The episode's "outrageous" climax -- Tommy shooting up the bar with a shotgun as revenge for the owners' enabling of his recovering alcoholic daughter's relapse -- is an even more extreme example of the show's anything-for-a-gasp ethos. After that great scene in the basement -- Tommy pouring himself a drink, holding it in his mouth while his ghosts egged him on, then spitting it out -- the episode peaked dramatically, but it didn't want to end with a whisper; it wanted to end with a (literal) bang. Wouldn't one of the patrons have called the cops? Are we in reality here, or are we in TV land? "Rescue Me" has never shown much interest in answering such questions because it wants to evoke the visceral power of great drama without truly earning it.
And that's too bad, really, because when "Rescue Me" isn't trying too hard to be bold and unpredictable and "outrageous" -- as in the first three-quarters of that car scene -- it's a tough, smart, surprising show. And at its best, "Mutha" was terrific -- as tautly structured as a tight one-act play, with each scene functioning as a kind of mini-drama with its own stakes, its own arc and its own distinctive energy. It pitted strong-willed characters against each other in a series of emotional duels and gave them first-rate banter: The scene with Tommy squirming and freaking out over Janet and Sheila's wicked, secretive laughter, and the women twisting the screws; Maura Tierney's Kelly McPhee talking Tommy through a harrowing encounter with feminine hygiene products; Black Shawn asking Tommy to bless his engagement to Colleen, then verbally castrating him when he withheld it.
And there were four, maybe five monologues that ranked with the series' best. My favorite was the scene where Shawn (Larenz Tate) confesses to Franco (Daniel Sunjata) that he's thinking of asking Tommy's daughter Colleen (Natalie Distler) to marry him. "Rescue Me" is aces at this sort of sing-song dialogue -- verbal music that would be right at home in a 1950s New York movie, the kind where people yell at each other from fire escapes.
Shawn: Wait a minute ... Do it? Pop the question?
Franco: Yeah.
Shawn: Coming from America's most wanted with girls ...
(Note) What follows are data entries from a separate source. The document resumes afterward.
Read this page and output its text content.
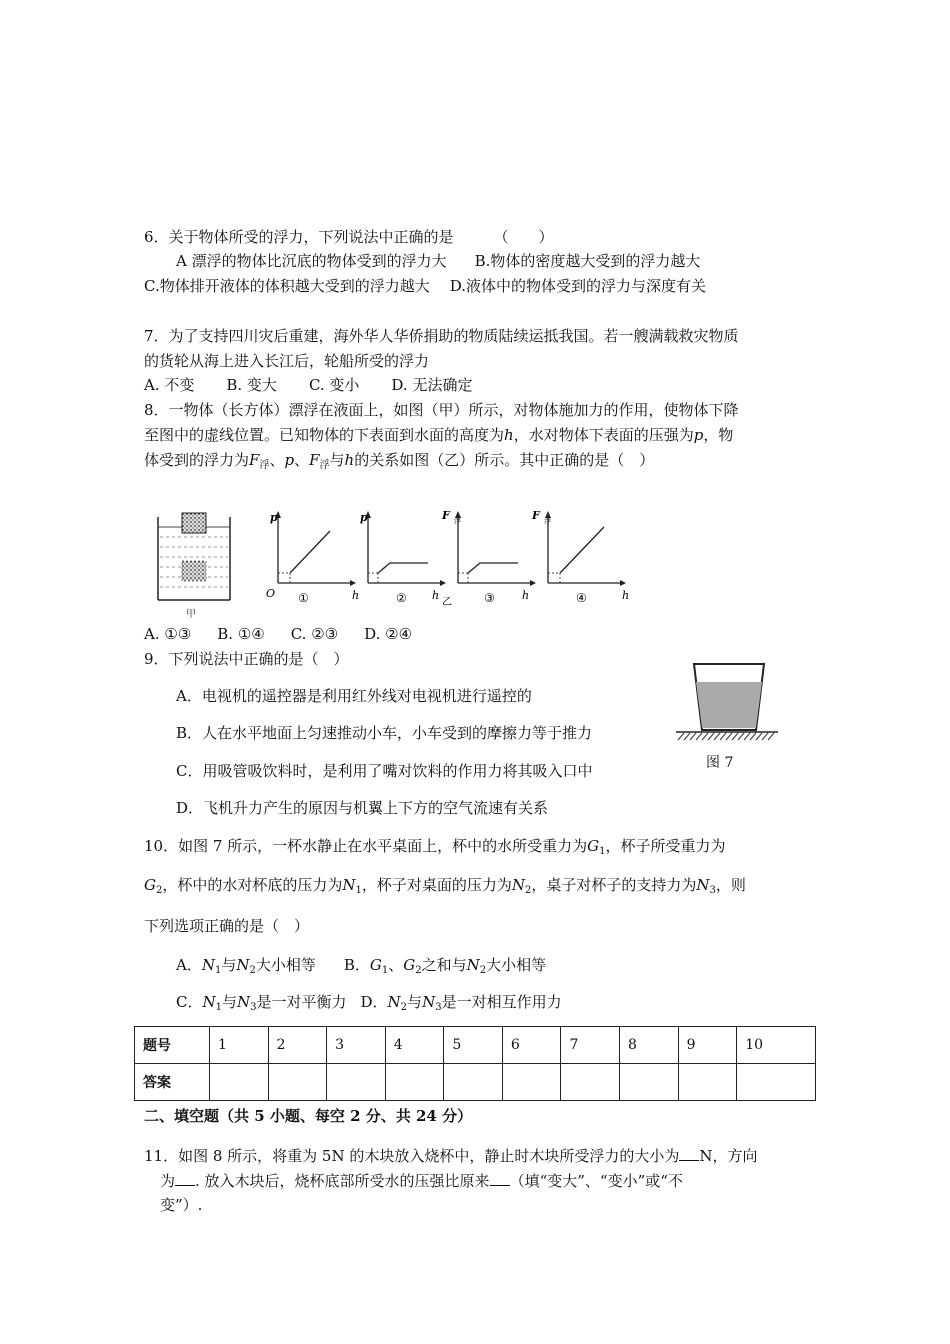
6．关于物体所受的浮力，下列说法中正确的是	（　　）
A 漂浮的物体比沉底的物体受到的浮力大 B.物体的密度越大受到的浮力越大
C.物体排开液体的体积越大受到的浮力越大 D.液体中的物体受到的浮力与深度有关
7．为了支持四川灾后重建，海外华人华侨捐助的物质陆续运抵我国。若一艘满载救灾物质
的货轮从海上进入长江后，轮船所受的浮力
A. 不变 B. 变大 C. 变小 D. 无法确定
8．一物体（长方体）漂浮在液面上，如图（甲）所示，对物体施加力的作用，使物体下降
至图中的虚线位置。已知物体的下表面到水面的高度为h，水对物体下表面的压强为p，物
体受到的浮力为$F_浮$、p、$F_浮$与h的关系如图（乙）所示。其中正确的是（　）
甲
p
O	h
①
p
h
②
F 浮
h
乙	③
F 浮
h
④
A. ①③ B. ①④ C. ②③ D. ②④
9．下列说法中正确的是（　）
A．电视机的遥控器是利用红外线对电视机进行遥控的
B．人在水平地面上匀速推动小车，小车受到的摩擦力等于推力
C．用吸管吸饮料时，是利用了嘴对饮料的作用力将其吸入口中
D．飞机升力产生的原因与机翼上下方的空气流速有关系
图 7
10．如图 7 所示，一杯水静止在水平桌面上，杯中的水所受重力为$G_1$，杯子所受重力为
$G_2$，杯中的水对杯底的压力为$N_1$，杯子对桌面的压力为$N_2$，桌子对杯子的支持力为$N_3$，则
下列选项正确的是（　）
A．$N_1$与$N_2$大小相等 B．$G_1$、$G_2$之和与$N_2$大小相等
C．$N_1$与$N_3$是一对平衡力 D．$N_2$与$N_3$是一对相互作用力
题号	1	2	3	4	5	6	7	8	9	10
答案										
二、填空题（共 5 小题、每空 2 分、共 24 分）
11．如图 8 所示，将重为 5N 的木块放入烧杯中，静止时木块所受浮力的大小为 N，方向
为 . 放入木块后，烧杯底部所受水的压强比原来 （填“变大”、“变小”或“不
变”）.
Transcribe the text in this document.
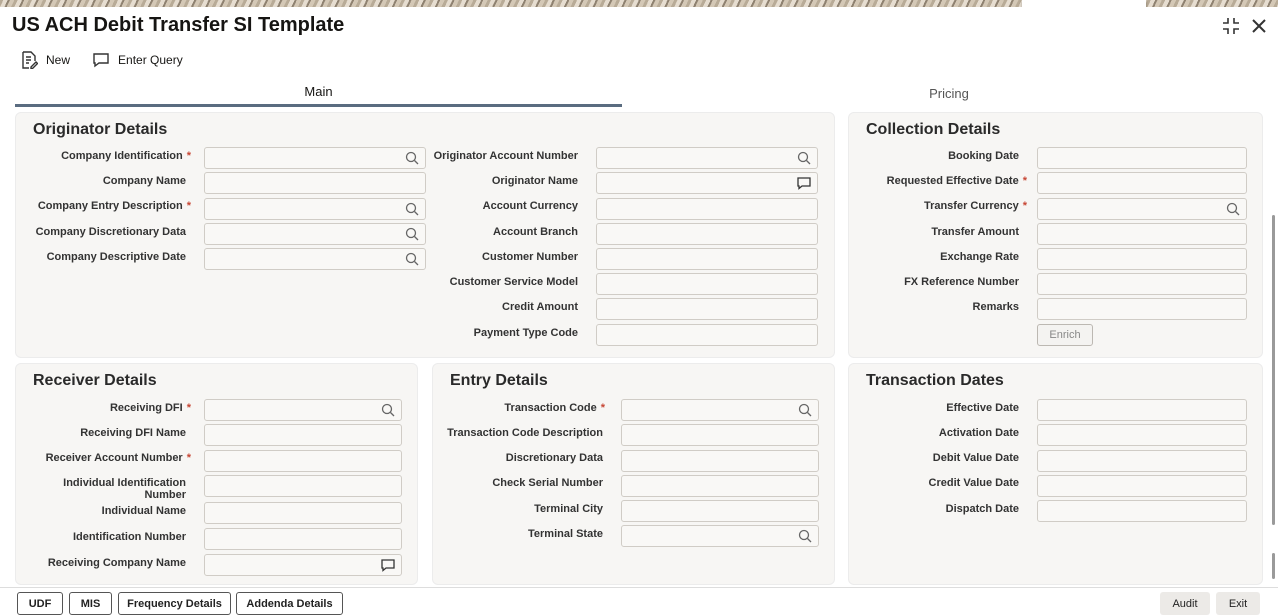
US ACH Debit Transfer SI Template
New	Enter Query
Main	Pricing
Originator Details
Company Identification *
Company Name
Company Entry Description *
Company Discretionary Data
Company Descriptive Date
Originator Account Number
Originator Name
Account Currency
Account Branch
Customer Number
Customer Service Model
Credit Amount
Payment Type Code
Collection Details
Booking Date
Requested Effective Date *
Transfer Currency *
Transfer Amount
Exchange Rate
FX Reference Number
Remarks
Enrich
Receiver Details
Receiving DFI *
Receiving DFI Name
Receiver Account Number *
Individual Identification Number
Individual Name
Identification Number
Receiving Company Name
Entry Details
Transaction Code *
Transaction Code Description
Discretionary Data
Check Serial Number
Terminal City
Terminal State
Transaction Dates
Effective Date
Activation Date
Debit Value Date
Credit Value Date
Dispatch Date
UDF	MIS	Frequency Details	Addenda Details	Audit	Exit
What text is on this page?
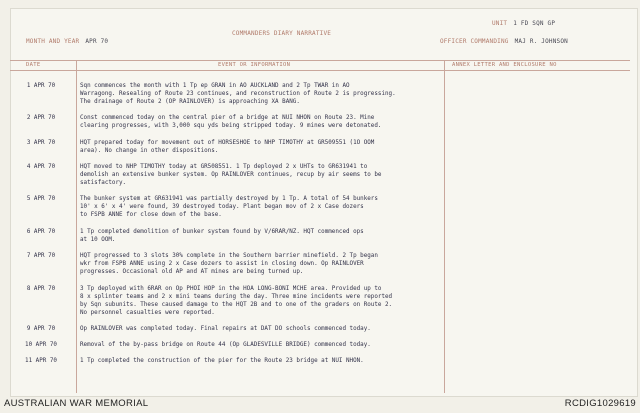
MONTH AND YEAR APR 70
COMMANDERS DIARY NARRATIVE
UNIT 1 FD SQN GP
OFFICER COMMANDING MAJ R. JOHNSON
DATE	EVENT OR INFORMATION	ANNEX LETTER AND ENCLOSURE NO
1 APR 70	Sqn commences the month with 1 Tp ep GRAN in AO AUCKLAND and 2 Tp TWAR in AO
Warragong. Resealing of Route 23 continues, and reconstruction of Route 2 is progressing.
The drainage of Route 2 (OP RAINLOVER) is approaching XA BANG.
2 APR 70	Const commenced today on the central pier of a bridge at NUI NHON on Route 23. Mine
clearing progresses, with 3,000 squ yds being stripped today. 9 mines were detonated.
3 APR 70	HQT prepared today for movement out of HORSESHOE to NHP TIMOTHY at GR509551 (1O OOM
area). No change in other dispositions.
4 APR 70	HQT moved to NHP TIMOTHY today at GR508551. 1 Tp deployed 2 x UHTs to GR631941 to
demolish an extensive bunker system. Op RAINLOVER continues, recup by air seems to be
satisfactory.
5 APR 70	The bunker system at GR631941 was partially destroyed by 1 Tp. A total of 54 bunkers
10' x 6' x 4' were found, 39 destroyed today. Plant began mov of 2 x Case dozers
to FSPB ANNE for close down of the base.
6 APR 70	1 Tp completed demolition of bunker system found by V/6RAR/NZ. HQT commenced ops
at 10 OOM.
7 APR 70	HQT progressed to 3 slots 30% complete in the Southern barrier minefield. 2 Tp began
wkr from FSPB ANNE using 2 x Case dozers to assist in closing down. Op RAINLOVER
progresses. Occasional old AP and AT mines are being turned up.
8 APR 70	3 Tp deployed with 6RAR on Op PHOI HOP in the HOA LONG-BONI MCHE area. Provided up to
8 x splinter teams and 2 x mini teams during the day. Three mine incidents were reported
by Sqn subunits. These caused damage to the HQT 2B and to one of the graders on Route 2.
No personnel casualties were reported.
9 APR 70	Op RAINLOVER was completed today. Final repairs at DAT DO schools commenced today.
10 APR 70	Removal of the by-pass bridge on Route 44 (Op GLADESVILLE BRIDGE) commenced today.
11 APR 70	1 Tp completed the construction of the pier for the Route 23 bridge at NUI NHON.
AUSTRALIAN WAR MEMORIAL	RCDIG1029619
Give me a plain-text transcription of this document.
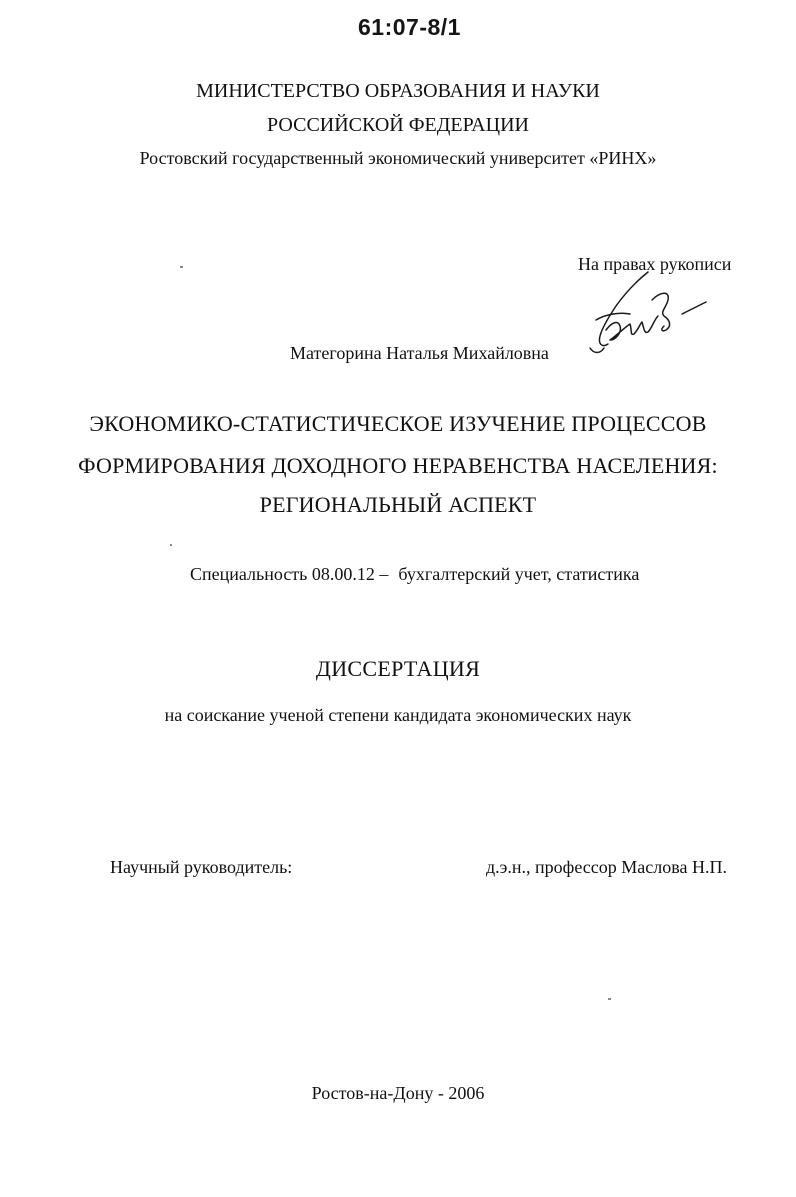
61:07-8/1
МИНИСТЕРСТВО ОБРАЗОВАНИЯ И НАУКИ
РОССИЙСКОЙ ФЕДЕРАЦИИ
Ростовский государственный экономический университет «РИНХ»
На правах рукописи
Матегорина Наталья Михайловна
ЭКОНОМИКО-СТАТИСТИЧЕСКОЕ ИЗУЧЕНИЕ ПРОЦЕССОВ
ФОРМИРОВАНИЯ ДОХОДНОГО НЕРАВЕНСТВА НАСЕЛЕНИЯ:
РЕГИОНАЛЬНЫЙ АСПЕКТ
Специальность 08.00.12 – бухгалтерский учет, статистика
ДИССЕРТАЦИЯ
на соискание ученой степени кандидата экономических наук
Научный руководитель:	д.э.н., профессор Маслова Н.П.
Ростов-на-Дону - 2006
Franco: Hey, now, order in the court. Listen, man. Let's be real, OK? It's me. I mean, you came to me to ask me about whether or not you should marry this girl, probably because everybody in this house knows I'm a stone-cold playboy and you thought I was gonna talk you out of it. Now, what that says to me is you really love this girl. You want her. And that's cool. It's just that your nuts have crawled up somewhere behind your pelvis and you can't work up the nerve to pop the question. And I tell you what, Shawn: I've seen the way this girl looks at you. She loves you. She'll say yes. All you gotta do is man up and ask.